Open die forging, von Mises related questions

[Twigg]

TL;DR Summary

Hung up on two steps in a derivation of mechanics in open die forging. First question is a supposedly von Mises stress that looks to me like a Tresca stress. Second question is a confusing boundary condition.

Hey folks!

I had a hard time finding accessible resources on open die forging. If you have a better source, that'd be just as good as an answer to these questions. I've been following this slideshow, and my questions are about steps in this derivation I don't follow.

First up, one page 6 "Force balance in the x-direction", I don't follow the last step. It says it's the von Mises yielding criterion, but to me $\sigma_x + p$ looks like the Tresca criterion. I would've expected $\frac{1}{\sqrt{3}}[\sigma_{x}^2 + \sigma_x p + p^2]^{1/2}$ for von Mises. Am I missing something? I have a funny feeling it has something to do with how the author is working in 2D but I can't put a finger on it.

Second question is about the boundary condition on page 8 "Sliding region". The author explicitly says at $x=0$, that $\sigma_x = 2k$. But in the lower limit of integration on the left hand side integral, he says at $x=0$, that $p = 2k$. They can't both be true because per the yield criterion on page 6, $\sigma_x + p = 2k$. What gives? My understanding is that the stress won't exceed the yield criterion because if the material temporarily exceeds the yield point it will squish and flow around until the stress returns to the yield point. Is that right? Additionally I don't feel like I understand where this boundary condition $\sigma_x = 2k$ at $x=0$ comes from. Can anyone fill me in?

Thanks all!

 

[Twigg]

Ok, I answered the first of my two questions.

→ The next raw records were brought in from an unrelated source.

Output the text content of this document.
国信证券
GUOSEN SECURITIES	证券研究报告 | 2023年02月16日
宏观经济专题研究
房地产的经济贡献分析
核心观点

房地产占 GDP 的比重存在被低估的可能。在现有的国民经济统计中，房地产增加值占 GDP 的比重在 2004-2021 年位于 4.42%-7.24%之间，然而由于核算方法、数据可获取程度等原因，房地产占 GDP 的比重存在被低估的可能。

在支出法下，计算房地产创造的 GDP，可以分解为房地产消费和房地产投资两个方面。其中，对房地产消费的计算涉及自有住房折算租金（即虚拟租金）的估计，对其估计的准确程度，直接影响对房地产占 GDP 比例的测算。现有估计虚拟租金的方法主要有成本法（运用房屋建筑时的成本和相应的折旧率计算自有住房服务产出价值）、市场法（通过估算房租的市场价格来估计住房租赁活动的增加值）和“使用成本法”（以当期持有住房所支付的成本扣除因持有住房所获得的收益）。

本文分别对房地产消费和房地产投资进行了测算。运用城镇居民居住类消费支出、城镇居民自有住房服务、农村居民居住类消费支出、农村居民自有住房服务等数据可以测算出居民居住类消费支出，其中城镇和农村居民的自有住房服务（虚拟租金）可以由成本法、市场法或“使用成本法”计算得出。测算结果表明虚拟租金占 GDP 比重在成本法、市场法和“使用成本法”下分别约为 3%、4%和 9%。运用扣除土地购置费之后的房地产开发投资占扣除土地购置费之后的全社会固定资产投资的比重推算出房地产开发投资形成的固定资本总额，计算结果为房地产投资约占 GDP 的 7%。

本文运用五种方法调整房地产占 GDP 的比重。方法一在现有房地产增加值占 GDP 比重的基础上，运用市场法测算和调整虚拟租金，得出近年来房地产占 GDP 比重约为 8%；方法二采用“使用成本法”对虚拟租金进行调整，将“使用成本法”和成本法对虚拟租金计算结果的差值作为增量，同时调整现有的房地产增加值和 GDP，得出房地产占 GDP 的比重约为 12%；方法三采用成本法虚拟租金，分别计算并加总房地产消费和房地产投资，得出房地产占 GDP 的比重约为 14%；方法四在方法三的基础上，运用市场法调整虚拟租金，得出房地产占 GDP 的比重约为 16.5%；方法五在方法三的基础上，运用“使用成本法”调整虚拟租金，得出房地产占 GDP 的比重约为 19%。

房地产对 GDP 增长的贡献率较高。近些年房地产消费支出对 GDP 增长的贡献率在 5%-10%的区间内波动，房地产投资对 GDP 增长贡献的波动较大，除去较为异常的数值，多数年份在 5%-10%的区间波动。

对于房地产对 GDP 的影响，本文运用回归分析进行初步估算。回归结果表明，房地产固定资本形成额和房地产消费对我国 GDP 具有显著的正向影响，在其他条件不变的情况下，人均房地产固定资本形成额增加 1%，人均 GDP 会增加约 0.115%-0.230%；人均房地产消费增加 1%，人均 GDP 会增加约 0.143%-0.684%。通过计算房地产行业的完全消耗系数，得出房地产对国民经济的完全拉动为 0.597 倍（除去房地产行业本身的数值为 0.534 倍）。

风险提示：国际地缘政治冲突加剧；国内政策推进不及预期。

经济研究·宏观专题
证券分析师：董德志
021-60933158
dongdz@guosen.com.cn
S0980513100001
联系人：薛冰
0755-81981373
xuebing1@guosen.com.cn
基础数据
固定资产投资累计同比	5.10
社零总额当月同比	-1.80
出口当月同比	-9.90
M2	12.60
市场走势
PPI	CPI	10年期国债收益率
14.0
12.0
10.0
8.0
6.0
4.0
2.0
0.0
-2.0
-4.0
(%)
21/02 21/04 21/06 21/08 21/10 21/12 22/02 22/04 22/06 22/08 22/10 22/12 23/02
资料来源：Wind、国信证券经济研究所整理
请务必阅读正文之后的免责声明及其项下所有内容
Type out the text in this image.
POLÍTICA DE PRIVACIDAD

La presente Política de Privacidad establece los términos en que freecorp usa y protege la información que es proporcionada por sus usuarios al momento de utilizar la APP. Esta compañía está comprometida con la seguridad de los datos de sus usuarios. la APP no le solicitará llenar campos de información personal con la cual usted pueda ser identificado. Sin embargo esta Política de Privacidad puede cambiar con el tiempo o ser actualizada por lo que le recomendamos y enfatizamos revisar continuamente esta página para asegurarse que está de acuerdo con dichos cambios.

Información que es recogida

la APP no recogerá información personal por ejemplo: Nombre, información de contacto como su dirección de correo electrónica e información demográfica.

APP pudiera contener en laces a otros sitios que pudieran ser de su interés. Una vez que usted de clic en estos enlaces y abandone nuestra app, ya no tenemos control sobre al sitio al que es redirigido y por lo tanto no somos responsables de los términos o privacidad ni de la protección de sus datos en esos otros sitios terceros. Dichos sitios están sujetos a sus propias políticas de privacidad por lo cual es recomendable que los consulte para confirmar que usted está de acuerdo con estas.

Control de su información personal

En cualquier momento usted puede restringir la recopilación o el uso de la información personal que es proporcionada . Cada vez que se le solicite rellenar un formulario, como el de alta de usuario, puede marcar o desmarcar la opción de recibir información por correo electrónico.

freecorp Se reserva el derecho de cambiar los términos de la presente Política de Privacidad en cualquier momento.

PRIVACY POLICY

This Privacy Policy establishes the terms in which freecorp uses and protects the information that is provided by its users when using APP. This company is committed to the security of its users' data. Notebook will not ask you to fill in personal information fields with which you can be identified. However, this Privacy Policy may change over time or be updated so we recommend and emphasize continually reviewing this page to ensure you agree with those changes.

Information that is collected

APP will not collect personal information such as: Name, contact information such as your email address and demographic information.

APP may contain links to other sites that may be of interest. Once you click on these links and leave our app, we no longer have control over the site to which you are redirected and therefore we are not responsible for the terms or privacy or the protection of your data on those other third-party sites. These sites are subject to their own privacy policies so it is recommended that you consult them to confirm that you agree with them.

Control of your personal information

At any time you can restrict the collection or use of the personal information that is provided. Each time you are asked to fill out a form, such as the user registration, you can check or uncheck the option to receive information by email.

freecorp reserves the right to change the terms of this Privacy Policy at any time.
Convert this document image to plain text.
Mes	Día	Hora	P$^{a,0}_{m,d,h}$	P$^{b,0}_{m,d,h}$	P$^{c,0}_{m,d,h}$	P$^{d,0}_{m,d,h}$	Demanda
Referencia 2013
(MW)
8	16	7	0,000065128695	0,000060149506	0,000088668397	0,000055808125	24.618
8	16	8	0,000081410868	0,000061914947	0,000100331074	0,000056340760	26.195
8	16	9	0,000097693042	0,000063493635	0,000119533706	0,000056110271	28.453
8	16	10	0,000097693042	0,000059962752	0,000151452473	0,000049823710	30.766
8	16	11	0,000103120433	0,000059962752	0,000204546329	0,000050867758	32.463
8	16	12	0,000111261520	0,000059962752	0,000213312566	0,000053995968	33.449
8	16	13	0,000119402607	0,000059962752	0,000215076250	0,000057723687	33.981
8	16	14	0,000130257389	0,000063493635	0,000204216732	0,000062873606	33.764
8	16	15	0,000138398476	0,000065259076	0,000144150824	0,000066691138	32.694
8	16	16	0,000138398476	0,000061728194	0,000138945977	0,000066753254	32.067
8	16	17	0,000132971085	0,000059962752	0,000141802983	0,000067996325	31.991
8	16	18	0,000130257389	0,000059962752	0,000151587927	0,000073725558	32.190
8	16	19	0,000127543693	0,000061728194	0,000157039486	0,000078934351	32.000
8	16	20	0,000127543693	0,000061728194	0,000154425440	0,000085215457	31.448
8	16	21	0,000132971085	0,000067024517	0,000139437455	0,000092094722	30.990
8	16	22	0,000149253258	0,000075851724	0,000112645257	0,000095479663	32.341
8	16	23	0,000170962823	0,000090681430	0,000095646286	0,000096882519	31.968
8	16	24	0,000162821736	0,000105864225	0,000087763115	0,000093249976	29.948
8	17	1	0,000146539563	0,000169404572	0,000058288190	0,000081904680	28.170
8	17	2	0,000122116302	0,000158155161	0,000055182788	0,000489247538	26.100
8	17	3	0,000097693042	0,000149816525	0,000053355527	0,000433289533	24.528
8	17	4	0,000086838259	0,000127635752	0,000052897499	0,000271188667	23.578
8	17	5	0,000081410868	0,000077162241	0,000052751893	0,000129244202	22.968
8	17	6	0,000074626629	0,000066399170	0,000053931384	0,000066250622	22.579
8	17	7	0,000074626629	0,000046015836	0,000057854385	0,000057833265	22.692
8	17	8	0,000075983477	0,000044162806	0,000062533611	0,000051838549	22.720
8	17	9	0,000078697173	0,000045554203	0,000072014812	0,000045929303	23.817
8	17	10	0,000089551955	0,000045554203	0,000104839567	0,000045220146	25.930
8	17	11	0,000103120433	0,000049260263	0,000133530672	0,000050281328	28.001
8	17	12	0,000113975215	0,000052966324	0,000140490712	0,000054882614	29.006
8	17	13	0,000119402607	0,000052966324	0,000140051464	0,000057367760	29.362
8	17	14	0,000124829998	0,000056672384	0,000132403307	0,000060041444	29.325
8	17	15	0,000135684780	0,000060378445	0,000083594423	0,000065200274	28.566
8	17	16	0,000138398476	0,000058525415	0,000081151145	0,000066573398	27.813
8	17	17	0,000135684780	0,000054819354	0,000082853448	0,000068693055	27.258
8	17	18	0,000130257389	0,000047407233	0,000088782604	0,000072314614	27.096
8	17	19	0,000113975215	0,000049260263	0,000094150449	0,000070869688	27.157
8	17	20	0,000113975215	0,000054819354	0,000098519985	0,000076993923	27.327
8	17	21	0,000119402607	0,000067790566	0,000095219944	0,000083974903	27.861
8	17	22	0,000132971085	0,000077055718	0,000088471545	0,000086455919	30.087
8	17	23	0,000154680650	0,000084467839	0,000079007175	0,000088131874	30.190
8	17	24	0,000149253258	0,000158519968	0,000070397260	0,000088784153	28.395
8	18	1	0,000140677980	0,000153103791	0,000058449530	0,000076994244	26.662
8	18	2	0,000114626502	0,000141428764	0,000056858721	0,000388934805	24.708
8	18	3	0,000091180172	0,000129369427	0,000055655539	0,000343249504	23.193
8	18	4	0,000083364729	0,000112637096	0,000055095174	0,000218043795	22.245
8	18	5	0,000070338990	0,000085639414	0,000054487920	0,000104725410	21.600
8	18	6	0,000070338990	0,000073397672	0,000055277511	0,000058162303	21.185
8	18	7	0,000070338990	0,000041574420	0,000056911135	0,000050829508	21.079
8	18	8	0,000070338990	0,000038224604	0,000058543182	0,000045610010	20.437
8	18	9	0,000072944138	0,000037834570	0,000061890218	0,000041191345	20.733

I was confused by the equation given for the yield condition: $$\sigma_x + p = 2k = \frac{2\sigma_y}{\sqrt{3}}$$ The text claimed it was a von Mises criterion, I thought it looked like a Tresca criterion, but that was just me not knowing the difference between $k$ and $\sigma_y$. From what I've learned, $\sigma_y$ is the actual yield strength, whereas $k = \sigma_y / \sqrt{3}$ is the von Mises shear strength. My understanding is that when the maximum shear stress in the material equals $k$, then the material will yield per the von Mises criterion. That's why it looks like a Tresca criterion, with the important caveat that the right hand side of the equation is $k$ not $\sigma_y$. Can anyone verify?

For now, still stumped on my second question.

 

[Twigg]

I think I've made a little more progress. At least I think I understand why the boundary condition $\sigma_x = 2k$ @ $x=0$ exists, but it doesn't explain why the author uses $p=2k$ @ $x=0$ in the lower limit of integration.

I threw in a little quick diagram to help illustrate what I think is going on. As the dies close in on the workpiece, the edges of the workpiece deform by bulging outwards. Where this bulge starts, the dies no longer touch the workpiece, so there is no pressure by the dies on the workpiece at this point, so p=0 at this point. I exagerrated the bulge in my little sketch, but my gut tells me there has to be some bulge. I can do this experiment with playdough and the playdough would bulge, so it shouldn't be qualitatively different for steel?

If my "bulging" hypothesis is correct, then since the material is yielding, $\sigma_x + 0 = 2k$ gives $\sigma_x = 2k$ at x=0 where the bulge starts. However, that conclusion contradicts the author's statement that $p=2k$ at $x=0$. What gives?? I don't think $\int \frac{dp}{p}$ is even integrable from p=0, so I feel like I'm missing something.

 

[Twigg]

Nope, nevermind my last reply, it's totally wrong. I skimmed through the slideshow to check the author's numerical results and see if p=0 at the edges, and he explicitly says $p_{edge} = 2k$ and the numerics have non-zero edge pressure.

So apparently there were typos in the slideshow, and what the author meant to say was $\sigma_x = 0$ and $p = 2k$ @ $x=0$. Only remaining question for me is where that comes from. Why is there no stress in the x-axis on the edge of the material? If it's plastically deforming in that direction, doesn't that mean there has to be stress along the x axis??

 

[Twigg]

Ok, last post I think. I think I understand why $\sigma_x = 0$ at the edge of the workpiece. Internal stresses can only push or pull on the edge layer from the inside. There's nothing outside the edge to apply any balancing forces. If there was an unbalanced force on the edge layer by the inside material, it would flow/yield until the force vanished. As a consequence, the edge layer is in uniaxial compression under the forging dies.